Чайка
Спектакль Бориса Ливанова был юбилейным для мхатовской сцены. Вернее, юбилей праздновала сама пьеса Антона Чехова «Чайка», которую зрители МХТ впервые увидели за семьдесят лет до новой премьеры. После этого к «Чайке» обращались неоднократно — восстанавливали, ставили заново, реанимировали, и вот — новая постановка.
«Чайка» в МХТ — это всегда ответственность, пристальный интерес публики и критики. Это неизбежные сравнения, сопоставления и недовольства — мол, у Станиславского с Немировичем все было тоньше и много поэтичнее. Или и того лучше: а что нового этот режиссер смог в «Чайке» открыть? Или: зачем так портить Чехова?!
Борису Ливанову, пожалуй, пришлось выслушать подобные же мнения и упреки. С одной стороны, говорили о дотошном традиционализме, с другой — обвиняли в неуважении к драматургу. Первые в своем мнении основывались на актерских работах, вторые — на режиссерской концепции.
И, действительно, актерские работы в спектакле 1968 года были вполне традиционны. Не «музейны», а именно традиционны для русского психологического театра. В них нет гротеска или эксцентрики — лишь тонкая вязь психологизма, приправленного отдельными сочными мазками характерности. Видно, насколько подробно режиссер разбирал с актерами каждый образ, каждую сцену — чуть ли не каждую реплику. Видно, насколько умной и чуткой была именно педагогическая работа постановщика, позволившая в результате проявиться на подмостках искренности, глубине и эмоциональности в актерской игре.
Да и актерский состав подобрался многим театрам на зависть — и Ангелина Степанова, и Олег Стриженов, и Евгения Ханаева, и Ирина Мирошниченко. Никто не остался на втором плане — в тот или иной момент спектакля все сыграли роль первой скрипки, не нарушая, однако, целостности ансамбля и гармонии звучания.
Если говорить о трактовке образов, то обращает на себя внимание некоторое смещение привычных акцентов. Речь идет, прежде всего, о Нине и Треплеве. Чаще всего в театральных воплощениях чеховской пьесы талантливым, хотя и не понятным, служителем подлинного искусства оказывается именно Константин. Тогда как Нина в силу разных причин (какой из них отдать предпочтение опять же зависит от постановщика) искусство в той или иной степени, но предает. В мхатовском же спектакле Треплев сам в конце концов понимает бесплодность, несостоятельность своих творческих поисков. И характерно в этом плане последняя сцена с Ниной. Олег Стриженов проводит эту сцену с большой искренностью и убедительностью. Не ему, Треплеву, а Нине в этом спектакле принадлежит будущее в искусстве. Ее сила особенно отчетливо обозначается в финальном объяснении с Костей.
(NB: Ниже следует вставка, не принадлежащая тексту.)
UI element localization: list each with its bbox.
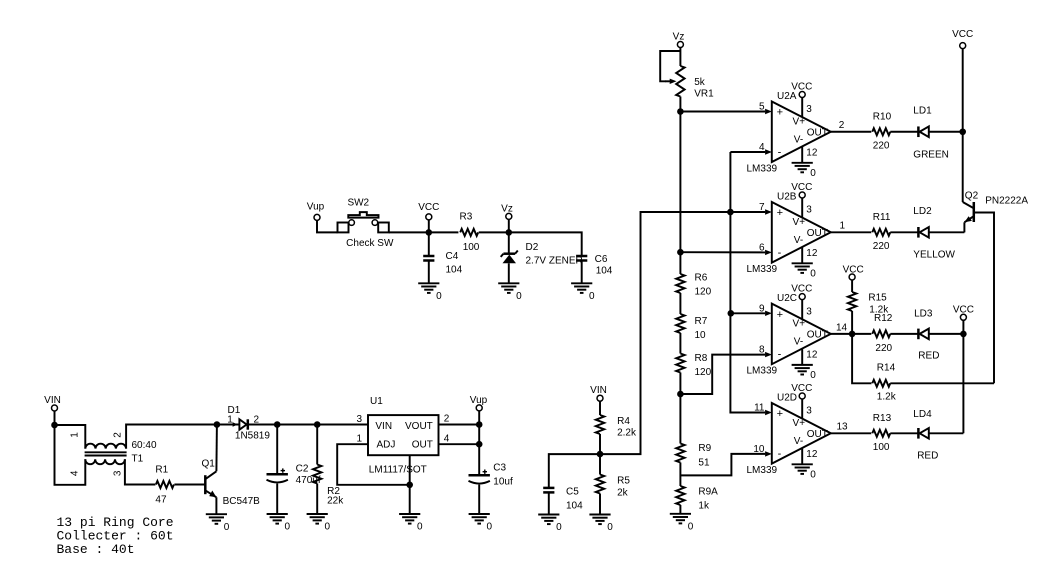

Нина Заречная в трактовке Светланы Коркошко, пожалуй, больше верит в Костю, вернее, в искусство им творимое, чем он сам. По сути, к финалу именно ей удастся продолжить то, от чего отказался сам Треплев. Да, она продолжает любить Тригорина, но живет тем монологом, который создал Треплев. Тем монологом, который в самом начале спектакля произносит она с глубоким убеждением простоты. Более того, в финале, во время своего последнего объяснения с Костей она бросается вон из комнаты — туда, где когда-то не доиграла свой первый, самый чистый и честный спектакль…
Честность игры, честность характера — вот те черты, которые совсем не присущи здесь Аркадиной в исполнении Ангелины Степановой. Да, она актриса, но актриса совсем иного типа — «актерского», если можно так выразиться. Глядя на нее из темноты зрительного зала, трудно поверить, что она «талантлива, умна, способна рыдать над книжкой, отхватит тебе всего Некрасова наизусть, за больными ухаживает, как ангел». Нет, если она действительно все это и делает, то только ради рекламы, притворяясь. Эгоистичная, равнодушная ко всем, кроме самой себя. Но в то же время в этом самом нарочитом актерстве — бездна обаяния. Небрежность к сыну, алчность и самовлюбленность Аркадина Ангелины Степановой играет не прямо, а словно бы проговариваясь. Глядя на нее, понимаешь, чем она привлекает Тригорина, почему к ней привязан сын, чем она подчинила брата.
Если же вернуться к упрекам в «непочтительности к Чехову», обращенным на режиссера, то единственное, с чем здесь можно согласиться, так это с тем, что, действительно, было что-то не совсем ординарное в его режиссерском решении. Кажется впервые на мхатовской сцене чеховский текст был местами купирован, а местами и вовсе дополнен. Купирован в основном в тех моментах, где характеры героев обретали у автора нотки гротеска. Ливановской «Чайке» гротеск изначально был чужд — слишком силен был элемент романтизма. И та новая простота, с которой была поставлена юбилейная «Чайка» оказалась чеховской пьесе явно на пользу.